4. März 2020

Sprachen, Länder, Mentalitäten und das Coronavirus

Und der HERR sprach: Siehe, ein Volk sind sie und eine Sprache haben sie alle. Und das ist erst der Anfang ihres Tuns. Jetzt wird ihnen nichts mehr unerreichbar sein, wenn sie es sich zu tun vornehmen (1.Mose 11/6). Die Rede ist vom Turmbau zu Babel, es wird der Zeitpunkt beschrieben, ab dem die Menschen sich nicht mehr verstanden, weil sie begannen verschiedene Sprachen zu sprechen. In den Auslegungen des Textes ist oft von Hochmut oder Macht die Rede, die Menschen maßten sich an, wie Gott zu sein zu wollen, waren größenwahnsinnig geworden. Eine schöne Geschichte, wie ich finde, die auch heute noch dazu mahnt, auf dem Teppich zu bleiben, bei der Formulierung von Menschheitsaufgaben, der Anmaßung zu wissen, was diese sind, die Ziele zu groß zu fassen, statt sich an der unmittelbaren Umgebung zu orientieren.

Wie viele Sprachen oder Dialekte gibt es heute eigentlich auf der Welt?
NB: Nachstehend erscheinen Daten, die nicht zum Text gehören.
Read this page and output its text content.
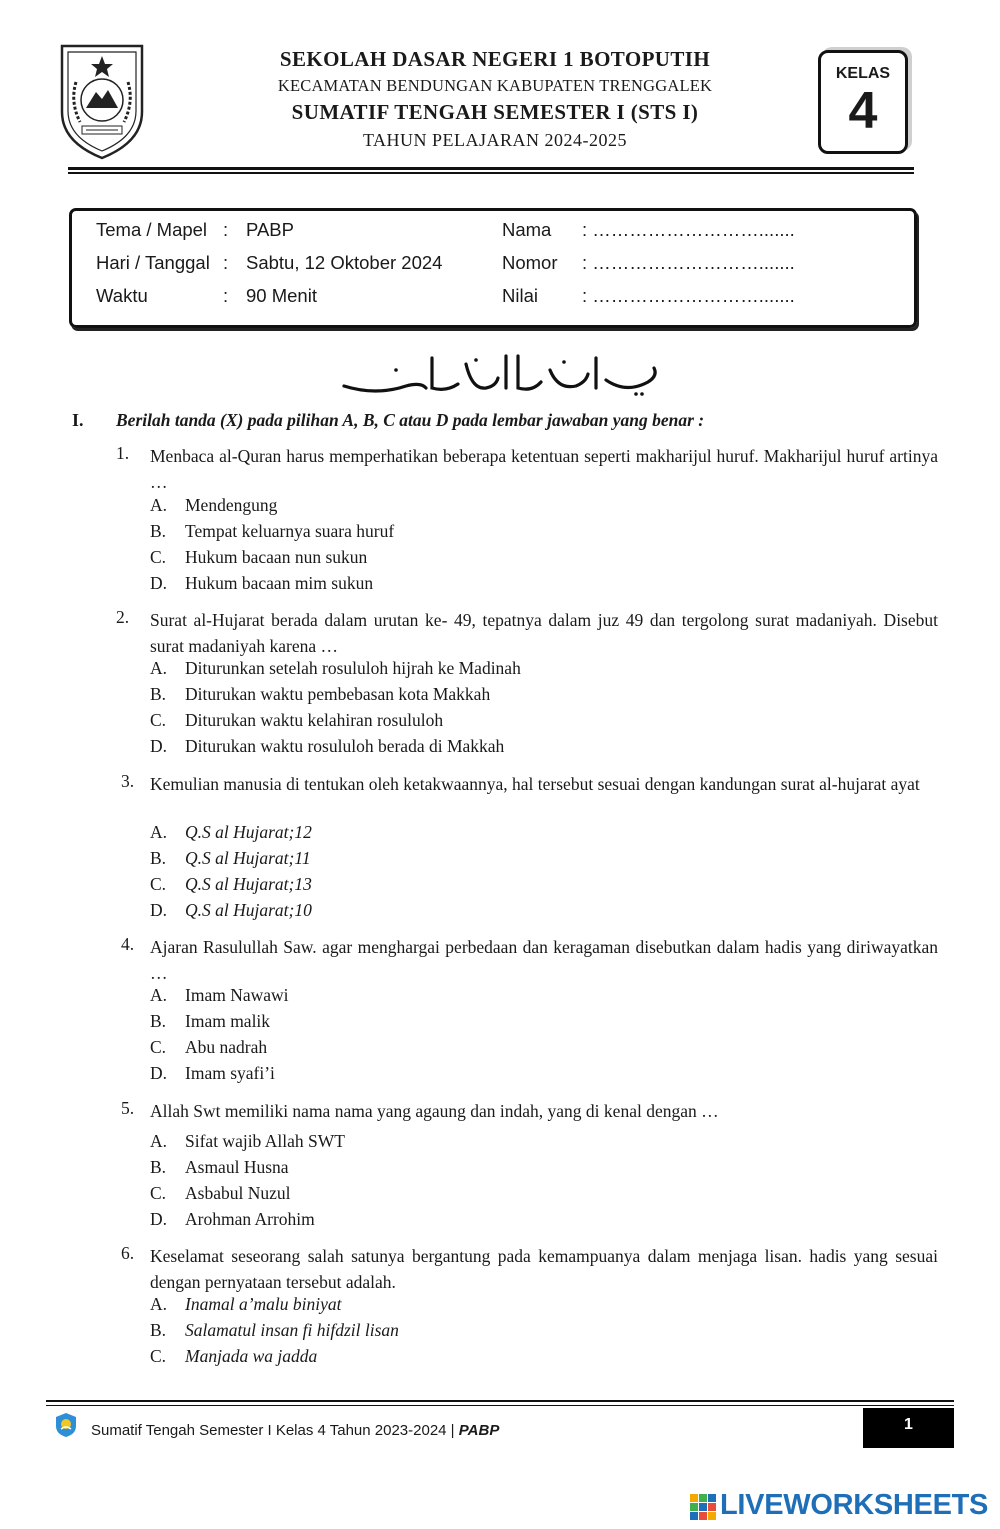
SEKOLAH DASAR NEGERI 1 BOTOPUTIH
KECAMATAN BENDUNGAN KABUPATEN TRENGGALEK
SUMATIF TENGAH SEMESTER I (STS I)
TAHUN PELAJARAN 2024-2025
KELAS
4
Tema / Mapel : PABP
Hari / Tanggal : Sabtu, 12 Oktober 2024
Waktu	: 90 Menit
Nama : ……………………….......
Nomor : ……………………….......
Nilai : ……………………….......
I. Berilah tanda (X) pada pilihan A, B, C atau D pada lembar jawaban yang benar :
1. Menbaca al-Quran harus memperhatikan beberapa ketentuan seperti makharijul huruf. Makharijul huruf artinya …
A. Mendengung
B. Tempat keluarnya suara huruf
C. Hukum bacaan nun sukun
D. Hukum bacaan mim sukun
2. Surat al-Hujarat berada dalam urutan ke- 49, tepatnya dalam juz 49 dan tergolong surat madaniyah. Disebut surat madaniyah karena …
A. Diturunkan setelah rosululoh hijrah ke Madinah
B. Diturukan waktu pembebasan kota Makkah
C. Diturukan waktu kelahiran rosululoh
D. Diturukan waktu rosululoh berada di Makkah
3. Kemulian manusia di tentukan oleh ketakwaannya, hal tersebut sesuai dengan kandungan surat al-hujarat ayat
A. Q.S al Hujarat;12
B. Q.S al Hujarat;11
C. Q.S al Hujarat;13
D. Q.S al Hujarat;10
4. Ajaran Rasulullah Saw. agar menghargai perbedaan dan keragaman disebutkan dalam hadis yang diriwayatkan …
A. Imam Nawawi
B. Imam malik
C. Abu nadrah
D. Imam syafi’i
5. Allah Swt memiliki nama nama yang agaung dan indah, yang di kenal dengan …
A. Sifat wajib Allah SWT
B. Asmaul Husna
C. Asbabul Nuzul
D. Arohman Arrohim
6. Keselamat seseorang salah satunya bergantung pada kemampuanya dalam menjaga lisan. hadis yang sesuai dengan pernyataan tersebut adalah.
A. Inamal a’malu biniyat
B. Salamatul insan fi hifdzil lisan
C. Manjada wa jadda
Sumatif Tengah Semester I Kelas 4 Tahun 2023-2024 | PABP	1
LIVEWORKSHEETS
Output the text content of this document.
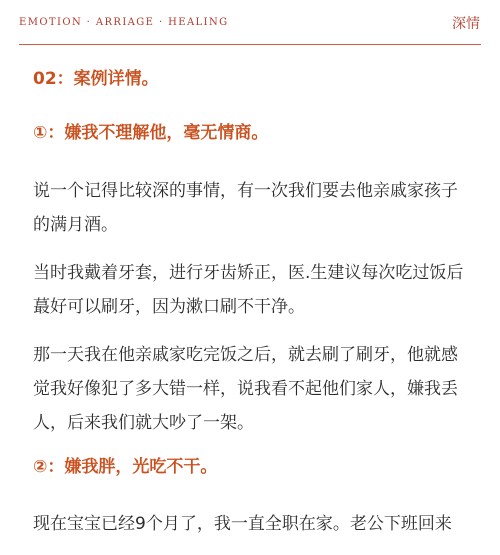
EMOTION · ARRIAGE · HEALING	深情

02：案例详情。

①：嫌我不理解他，毫无情商。

说一个记得比较深的事情，有一次我们要去他亲戚家孩子的满月酒。

当时我戴着牙套，进行牙齿矫正，医.生建议每次吃过饭后蕞好可以刷牙，因为漱口刷不干净。

那一天我在他亲戚家吃完饭之后，就去刷了刷牙，他就感觉我好像犯了多大错一样，说我看不起他们家人，嫌我丢人，后来我们就大吵了一架。

②：嫌我胖，光吃不干。

现在宝宝已经9个月了，我一直全职在家。老公下班回来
Von etwa 6500 Sprachen wird berichtet, die Dialekte hat wohl noch keiner richtig gezählt. Was auffällig ist, am Äquator ist die Sprachenvielfalt am höchsten und nimmt ab, je weiter wir uns von ihm entfernen. Erklärungsversuche, warum das so ist, gibt es einige. Manche meinen, sich zu separieren in kleinstmöglichen Überlebenseinheiten, ist ein Schutz gegen Parasiten und Krankheitserreger und verringert die Gefahr angesteckt zu werden. Andere glauben eher, dass die „Konkurrenz um knappe Ressourcen und eine natürliche Feindseligkeit verantwortlich sind“. Mir scheint der erste Erklärungsansatz logischer, denn bei ein Kampf um Ressourcen wird sich eine kleine Gruppe schlecht verteidigen können, mindestens nach Partnern Ausschau halten, um sich die Ressourcen zu sichern; Kommunikation über die Grenzen der Sippe oder des Stammes würden mehr Bedeutung haben, eine strikte Separation, die sich auch in der Sprache ausdrückt, wäre dann kontraproduktiv.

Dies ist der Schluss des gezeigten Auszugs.